A Qualified Opinion means that the financial statements have been fairly presented, although some specific discrepancies are noted. All the other counties with governors serving their last terms had this opinion in the two years.
Withholding of funds
“Where there is a serious material breach or persistent material breaches of the provisions of this Act, the Auditor-General may in his audit report to Parliament or the relevant county assembly pursuant to the Public Finance Management Act, 2012, recommend the withholding of funds to any State Organ or public entity,” the Public Audit Act, 2015, states.
But the Auditor-General has recommended the withholding of funds to any county, even when glaring cases of financial misappropriation have been found, and counties feared to have lost millions.
Of the counties whose governors are expected to seek re-election, four had an Adverse Opinion or Disclaimer in the year to June 2019.
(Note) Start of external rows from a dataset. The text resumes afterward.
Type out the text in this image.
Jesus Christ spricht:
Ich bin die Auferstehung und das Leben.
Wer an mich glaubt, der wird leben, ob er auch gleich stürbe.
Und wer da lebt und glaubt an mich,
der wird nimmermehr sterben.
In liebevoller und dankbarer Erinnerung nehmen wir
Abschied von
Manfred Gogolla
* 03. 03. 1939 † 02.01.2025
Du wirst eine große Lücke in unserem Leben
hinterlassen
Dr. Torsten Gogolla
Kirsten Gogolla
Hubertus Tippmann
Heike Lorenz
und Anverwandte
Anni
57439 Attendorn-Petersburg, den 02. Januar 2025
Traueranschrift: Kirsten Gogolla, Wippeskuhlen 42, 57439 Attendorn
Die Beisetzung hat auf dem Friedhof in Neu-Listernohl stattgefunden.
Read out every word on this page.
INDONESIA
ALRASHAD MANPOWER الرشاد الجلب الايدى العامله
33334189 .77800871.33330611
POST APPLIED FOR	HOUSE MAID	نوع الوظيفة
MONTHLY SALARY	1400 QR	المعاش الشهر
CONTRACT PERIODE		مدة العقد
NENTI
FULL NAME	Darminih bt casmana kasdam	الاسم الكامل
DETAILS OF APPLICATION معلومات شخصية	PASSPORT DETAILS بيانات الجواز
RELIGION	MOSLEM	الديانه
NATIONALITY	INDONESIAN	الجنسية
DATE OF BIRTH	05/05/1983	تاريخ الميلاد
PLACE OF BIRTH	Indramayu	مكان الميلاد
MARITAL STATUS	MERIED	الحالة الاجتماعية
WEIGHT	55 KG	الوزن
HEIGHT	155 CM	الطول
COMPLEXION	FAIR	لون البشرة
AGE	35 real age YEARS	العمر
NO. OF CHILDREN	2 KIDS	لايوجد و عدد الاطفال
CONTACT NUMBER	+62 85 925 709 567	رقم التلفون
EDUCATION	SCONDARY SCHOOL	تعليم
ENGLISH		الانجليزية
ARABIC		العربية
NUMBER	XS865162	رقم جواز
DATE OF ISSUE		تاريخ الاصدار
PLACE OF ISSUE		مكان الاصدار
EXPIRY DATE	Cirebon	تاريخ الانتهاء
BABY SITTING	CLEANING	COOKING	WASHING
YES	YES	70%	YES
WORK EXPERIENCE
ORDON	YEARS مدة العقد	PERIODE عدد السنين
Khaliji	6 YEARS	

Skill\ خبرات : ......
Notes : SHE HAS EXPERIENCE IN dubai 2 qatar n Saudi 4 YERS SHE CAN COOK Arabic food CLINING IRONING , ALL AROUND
In Vihiga County, Governor Wilber Ottichilo had an Adverse Opinion, Kitui’s Charity Ngilu had a Disclaimer, while Kisumu’s Anyang’ Nyong’o and Isiolo’s Mohammed Kuti had an Adverse Opinion.
Flouted laws
The latest report by the senate committee on counties usage of public funds - Fiduciary Risk Report: Issues Raised by the Auditor General on Public Financial Management by the County Governments for financial years 2012/13 – 2015/16- found counties flouted laws on prudent financial management.
“During the period under review, FY 2013/14 to FY 2015/16, a number of County Governments did not settle bills amounting to Sh62.8 billion in FY 2013/14, Sh108.9 billion in FY 2014/15 and Sh74.9 billion in 2015/16,” the report stated.
“The audit report reveals that during the first years of devolution, counties recruited staff without following due recruitment procedures and in absence of policy to determine optimal staffing levels,” it added.
The committee recommended the full implementation of the government’s official procurement system, IFMIS, and that OAG henceforth undertakes special audits on selected counties from time to time, in order to promote the principles of public finance as enshrined in the Constitution.